Борис Моисеевич сидел пунцовый и безысходно влюбленный в свою Люду, а она вдруг вскочила и стала плясать под маруся раз два три калина кудрявая дивчина.

…Уже нет, наверное, ни Бориса Моисеевича, ни Людмилы той неистовой, Ленка вообще исчезла со всех радаров, а главное...

Главное, Стасика нет. Красавца и военного врача, на которого наорал генерал.



ХОЛОДНО


На остановке, где холодно, как и везде сейчас, мимо меня туда-сюда ходила женщина и спрашивала — холодно?

Я кивала.

Ее автобуса все не было, моего тоже, и она все ходила туда-сюда, а около меня притормаживала.

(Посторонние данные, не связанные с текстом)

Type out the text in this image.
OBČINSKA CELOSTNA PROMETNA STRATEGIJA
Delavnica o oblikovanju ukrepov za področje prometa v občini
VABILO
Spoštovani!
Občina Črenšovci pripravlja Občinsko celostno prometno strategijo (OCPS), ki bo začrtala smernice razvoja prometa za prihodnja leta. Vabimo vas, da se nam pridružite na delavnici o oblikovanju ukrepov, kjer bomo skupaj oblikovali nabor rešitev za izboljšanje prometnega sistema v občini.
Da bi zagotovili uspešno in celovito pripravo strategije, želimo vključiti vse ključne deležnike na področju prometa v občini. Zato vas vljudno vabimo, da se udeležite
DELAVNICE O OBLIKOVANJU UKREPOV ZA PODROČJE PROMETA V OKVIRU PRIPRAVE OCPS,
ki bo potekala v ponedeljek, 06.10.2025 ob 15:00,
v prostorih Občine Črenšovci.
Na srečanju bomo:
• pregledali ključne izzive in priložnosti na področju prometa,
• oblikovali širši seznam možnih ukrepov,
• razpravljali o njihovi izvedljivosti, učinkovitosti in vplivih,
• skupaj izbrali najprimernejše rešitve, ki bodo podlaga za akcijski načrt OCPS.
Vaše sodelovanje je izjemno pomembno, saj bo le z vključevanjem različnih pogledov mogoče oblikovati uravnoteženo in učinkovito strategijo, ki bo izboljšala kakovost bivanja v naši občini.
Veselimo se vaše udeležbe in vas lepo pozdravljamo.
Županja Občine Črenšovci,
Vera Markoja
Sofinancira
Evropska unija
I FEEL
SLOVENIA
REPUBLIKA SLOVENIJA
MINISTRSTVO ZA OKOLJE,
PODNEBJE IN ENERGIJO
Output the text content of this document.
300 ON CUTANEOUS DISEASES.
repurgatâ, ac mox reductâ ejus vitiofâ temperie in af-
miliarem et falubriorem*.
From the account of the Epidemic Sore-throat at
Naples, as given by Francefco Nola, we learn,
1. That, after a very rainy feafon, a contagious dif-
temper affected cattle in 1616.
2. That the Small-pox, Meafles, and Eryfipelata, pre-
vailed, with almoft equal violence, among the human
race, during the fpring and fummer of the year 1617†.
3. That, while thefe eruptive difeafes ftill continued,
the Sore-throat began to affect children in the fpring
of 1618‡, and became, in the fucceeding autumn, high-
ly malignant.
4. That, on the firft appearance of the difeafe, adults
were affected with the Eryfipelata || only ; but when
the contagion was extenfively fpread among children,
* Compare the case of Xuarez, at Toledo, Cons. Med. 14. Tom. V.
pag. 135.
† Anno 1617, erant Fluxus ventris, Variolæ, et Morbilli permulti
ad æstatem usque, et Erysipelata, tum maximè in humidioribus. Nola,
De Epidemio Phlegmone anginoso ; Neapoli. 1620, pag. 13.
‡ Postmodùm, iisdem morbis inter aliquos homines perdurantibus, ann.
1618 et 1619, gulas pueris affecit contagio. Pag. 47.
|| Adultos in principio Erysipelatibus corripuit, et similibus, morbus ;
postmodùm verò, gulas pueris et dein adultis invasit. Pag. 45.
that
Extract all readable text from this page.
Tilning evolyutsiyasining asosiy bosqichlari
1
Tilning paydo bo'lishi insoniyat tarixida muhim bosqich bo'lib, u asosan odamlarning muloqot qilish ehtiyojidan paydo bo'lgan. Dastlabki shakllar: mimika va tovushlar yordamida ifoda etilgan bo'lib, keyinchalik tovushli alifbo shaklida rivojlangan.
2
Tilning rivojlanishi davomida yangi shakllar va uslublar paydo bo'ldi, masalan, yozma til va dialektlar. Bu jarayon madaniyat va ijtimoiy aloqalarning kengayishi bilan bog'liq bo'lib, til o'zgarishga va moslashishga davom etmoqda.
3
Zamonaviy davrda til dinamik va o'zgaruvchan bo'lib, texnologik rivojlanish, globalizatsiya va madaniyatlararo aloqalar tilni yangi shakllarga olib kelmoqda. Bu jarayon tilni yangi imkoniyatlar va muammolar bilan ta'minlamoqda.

Холодно, говорила она. Ужасно холодно.

Я кивала.

Автобусов все не было.

А вам разве не холодно? — в который раз спросила женщина.

Холодно, ответила я.

Вам-то что. Вот мне холодно, так холодно, потому что я намного раньше вас пришла, просто ужасный холод и мороз.

Я молчала.

Правда ведь? — заглянула мне в лицо женщина.

Я кивнула.

И она опять пошла топать по снегу туда и обратно.

Неужели вам не холодно? — спросила она.

Мне холодно, ответила я.

Но все же вам теплее, вы всего минут десять ждете, а я давно, а его все нет и нет.

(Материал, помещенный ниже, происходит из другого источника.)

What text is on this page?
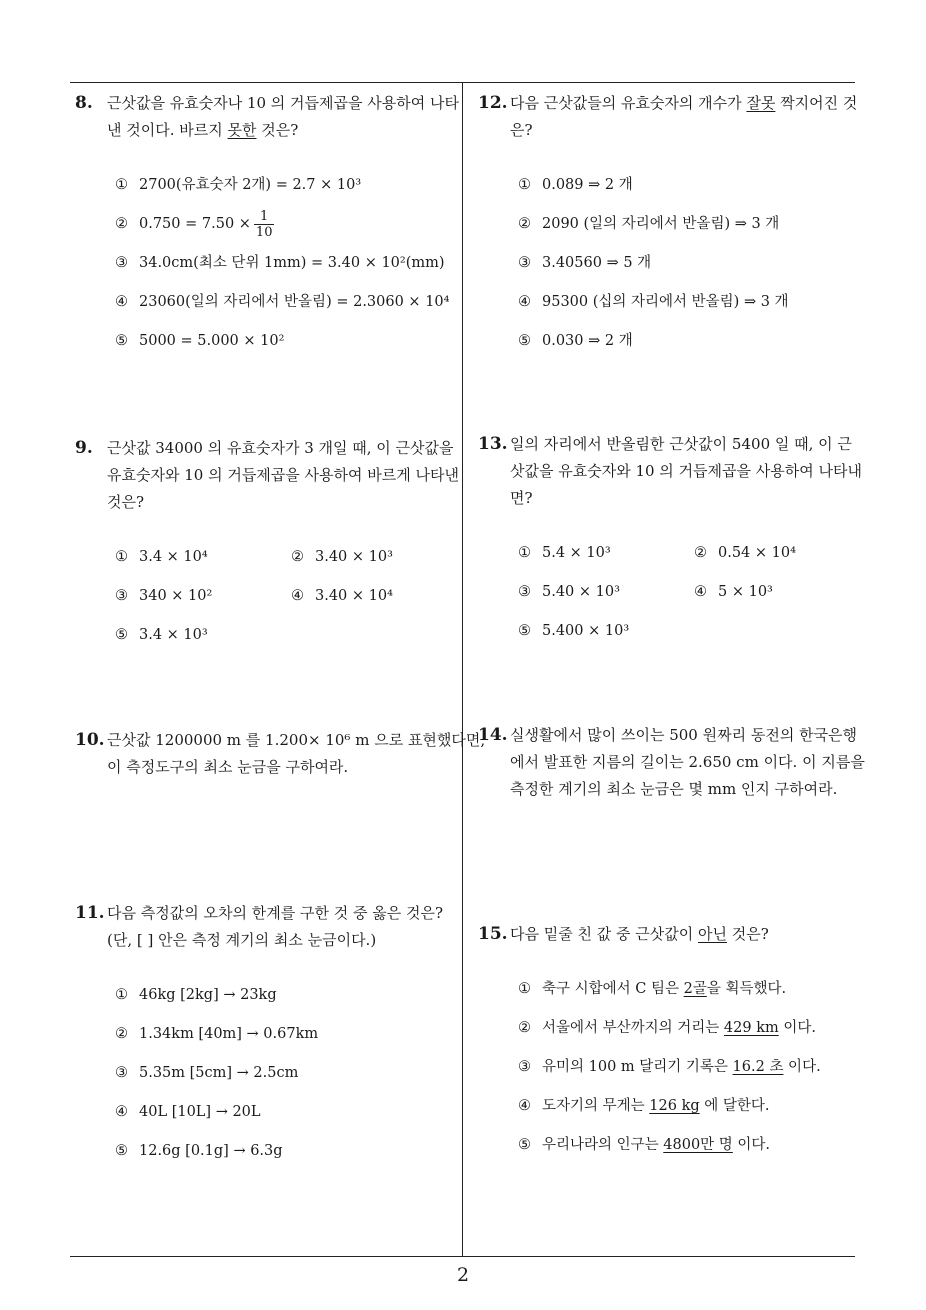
8. 근삿값을 유효숫자나 10 의 거듭제곱을 사용하여 나타
낸 것이다. 바르지 못한 것은?
① 2700(유효숫자 2개) = 2.7 × 10³
② $0.750 = 7.50 \times \frac{1}{10}$
③ 34.0cm(최소 단위 1mm) = 3.40 × 10²(mm)
④ 23060(일의 자리에서 반올림) = 2.3060 × 10⁴
⑤ 5000 = 5.000 × 10²
9. 근삿값 34000 의 유효숫자가 3 개일 때, 이 근삿값을
유효숫자와 10 의 거듭제곱을 사용하여 바르게 나타낸
것은?
① 3.4 × 10⁴	② 3.40 × 10³
③ 340 × 10²	④ 3.40 × 10⁴
⑤ 3.4 × 10³
10. 근삿값 1200000 m 를 1.200× 10⁶ m 으로 표현했다면,
이 측정도구의 최소 눈금을 구하여라.
11. 다음 측정값의 오차의 한계를 구한 것 중 옳은 것은?
(단, [ ] 안은 측정 계기의 최소 눈금이다.)
① 46kg [2kg] → 23kg
② 1.34km [40m] → 0.67km
③ 5.35m [5cm] → 2.5cm
④ 40L [10L] → 20L
⑤ 12.6g [0.1g] → 6.3g
12. 다음 근삿값들의 유효숫자의 개수가 잘못 짝지어진 것
은?
① 0.089 ⇒ 2 개
② 2090 (일의 자리에서 반올림) ⇒ 3 개
③ 3.40560 ⇒ 5 개
④ 95300 (십의 자리에서 반올림) ⇒ 3 개
⑤ 0.030 ⇒ 2 개
13. 일의 자리에서 반올림한 근삿값이 5400 일 때, 이 근
삿값을 유효숫자와 10 의 거듭제곱을 사용하여 나타내
면?
① 5.4 × 10³	② 0.54 × 10⁴
③ 5.40 × 10³	④ 5 × 10³
⑤ 5.400 × 10³
14. 실생활에서 많이 쓰이는 500 원짜리 동전의 한국은행
에서 발표한 지름의 길이는 2.650 cm 이다. 이 지름을
측정한 계기의 최소 눈금은 몇 mm 인지 구하여라.
15. 다음 밑줄 친 값 중 근삿값이 아닌 것은?
① 축구 시합에서 C 팀은 2골을 획득했다.
② 서울에서 부산까지의 거리는 429 km 이다.
③ 유미의 100 m 달리기 기록은 16.2 초 이다.
④ 도자기의 무게는 126 kg 에 달한다.
⑤ 우리나라의 인구는 4800만 명 이다.
2
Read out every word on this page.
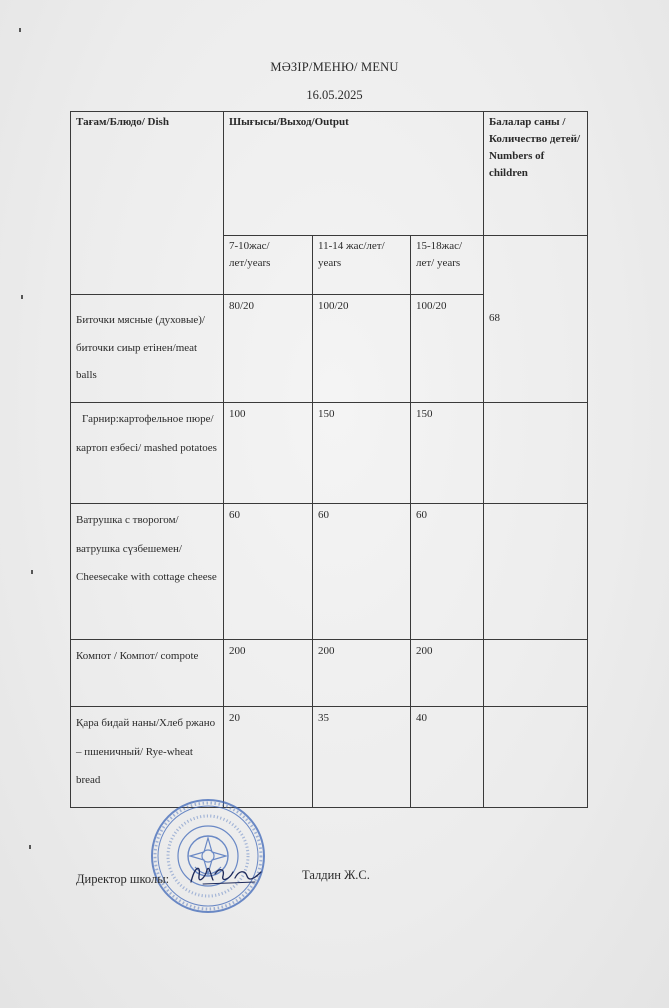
МӘЗІР/МЕНЮ/ MENU
16.05.2025
Тағам/Блюдо/ Dish	Шығысы/Выход/Output			Балалар саны /Количество детей/ Numbers of children
	7-10жас/лет/years	11-14 жас/лет/ years	15-18жас/лет/ years	68
Биточки мясные (духовые)/биточки сиыр етінен/meat balls	80/20	100/20	100/20	
Гарнир:картофельное пюре/ картоп езбесі/ mashed potatoes	100	150	150	
Ватрушка с творогом/ ватрушка сүзбешемен/ Cheesecake with cottage cheese	60	60	60	
Компот / Компот/ compote	200	200	200	
Қара бидай наны/Хлеб ржано – пшеничный/ Rye-wheat bread	20	35	40	
Директор школы:	Талдин Ж.С.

Я отвернулась, потому что мне уже становилось жарко...

Она обогнула меня, тронула за рукав пальто, заглянула в лицо и спросила — а почему вы без шапки, как же можно, вы что?! Такой дикий холод...

Я промолчала.

Вы шапку дома забыли? — спросила женщина.

Я не ношу шапки.

А как же так? А менингит? А воспаление уха? А холод-то какой, а вы без шапки...

Ваш автобус... у него какой номер? — спросила я.

Ой, его давно не было, он редко ходит, я давно жду, даже замерзла, да и вашего что-то нет. Вместе будем мерзнуть, да? — Женщина обрадованно это спросила, детским каким-то голосом, не по возрасту. С надеждой.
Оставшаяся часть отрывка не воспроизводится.